• Insights

Panama – The impact of the GDPR outside the EU

Panama’s Law 81 regulates personal data protection in line with GDPR standards, creating inalienable rights for data subjects.

With the implementation of the GDPR, many multinational companies from EU countries with branches or subsidiaries in Panama, and companies established in Panama with European clients, have adjusted their privacy policies in order to comply with GDPR standards.

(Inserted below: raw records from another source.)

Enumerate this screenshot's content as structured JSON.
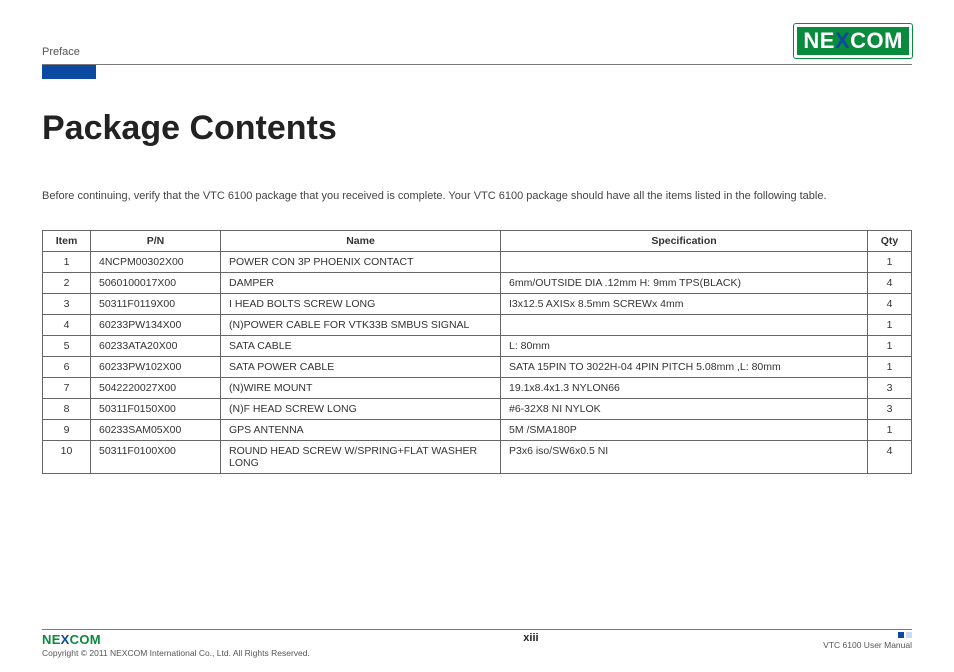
{
  "header": {
    "section": "Preface",
    "brand_segments": [
      "NE",
      "X",
      "COM"
    ]
  },
  "title": "Package Contents",
  "intro": "Before continuing, verify that the VTC 6100 package that you received is complete. Your VTC 6100 package should have all the items listed in the following table.",
  "table": {
    "headers": {
      "item": "Item",
      "pn": "P/N",
      "name": "Name",
      "spec": "Specification",
      "qty": "Qty"
    },
    "rows": [
      {
        "item": "1",
        "pn": "4NCPM00302X00",
        "name": "POWER CON 3P PHOENIX CONTACT",
        "spec": "",
        "qty": "1"
      },
      {
        "item": "2",
        "pn": "5060100017X00",
        "name": "DAMPER",
        "spec": "6mm/OUTSIDE DIA .12mm H: 9mm TPS(BLACK)",
        "qty": "4"
      },
      {
        "item": "3",
        "pn": "50311F0119X00",
        "name": "I HEAD BOLTS SCREW LONG",
        "spec": "I3x12.5 AXISx 8.5mm SCREWx 4mm",
        "qty": "4"
      },
      {
        "item": "4",
        "pn": "60233PW134X00",
        "name": "(N)POWER CABLE FOR VTK33B SMBUS SIGNAL",
        "spec": "",
        "qty": "1"
      },
      {
        "item": "5",
        "pn": "60233ATA20X00",
        "name": "SATA CABLE",
        "spec": "L: 80mm",
        "qty": "1"
      },
      {
        "item": "6",
        "pn": "60233PW102X00",
        "name": "SATA POWER CABLE",
        "spec": "SATA 15PIN TO 3022H-04 4PIN PITCH 5.08mm ,L: 80mm",
        "qty": "1"
      },
      {
        "item": "7",
        "pn": "5042220027X00",
        "name": "(N)WIRE MOUNT",
        "spec": "19.1x8.4x1.3 NYLON66",
        "qty": "3"
      },
      {
        "item": "8",
        "pn": "50311F0150X00",
        "name": "(N)F HEAD SCREW LONG",
        "spec": "#6-32X8 NI NYLOK",
        "qty": "3"
      },
      {
        "item": "9",
        "pn": "60233SAM05X00",
        "name": "GPS ANTENNA",
        "spec": "5M /SMA180P",
        "qty": "1"
      },
      {
        "item": "10",
        "pn": "50311F0100X00",
        "name": "ROUND HEAD SCREW W/SPRING+FLAT WASHER LONG",
        "spec": "P3x6 iso/SW6x0.5 NI",
        "qty": "4"
      }
    ]
  },
  "footer": {
    "brand_segments": [
      "NE",
      "X",
      "COM"
    ],
    "copyright": "Copyright © 2011 NEXCOM International Co., Ltd. All Rights Reserved.",
    "page": "xiii",
    "manual": "VTC 6100 User Manual"
  }
}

In line with GDPR standards, Panama enacted Law 81 of 26 March 2019, regulating Personal Data Protection, (‘Law 81’), which will enter into effect on 29 March 2021. Before the enactment of Law 81, there were no specific rules that protected personal data, beyond the general principles contained in the Political Constitution, stating that private mail and documents cannot be examined without the owners’ consent or by virtue of a court order for specific purposes in accordance with the law. Moreover, Panama has not signed any treaty aimed at harmonisation with GDPR standards.

Pursuant to Law 81, holders of personal data have the following inalienable rights, without affecting any other legal rights:

  • the right to obtain his or her personal data stored or processed in a public or private institution database;
  • the right to request the correction of personal data that is incorrect, incomplete, irrelevant, outdated, inaccurate, false or impertinent;
  • the right to request the elimination of personal data that is incorrect, incomplete, irrelevant, outdated, inaccurate, false or impertinent;
  • the right, with sound and legitimate reasons related to a particular situation, to refuse to provide personal data or to permit that data be subject to certain treatment, as well as the right to revoke consent; and
  • the right to obtain a copy of personal data in a structured manner in a generic format  use, that permits that the data can be operated by different systems and/or transmitted to another responsible party.


In addition to the above, it is worth noting that Law 81 protects employees’ personal data.  As a result, employers may only collect and process confidential employee information with the employee’s consent.

To the best of our knowledge, no Panamanian organisations have been been fined and no complaints have been filed against Panamanian organisations for GDPR data breaches.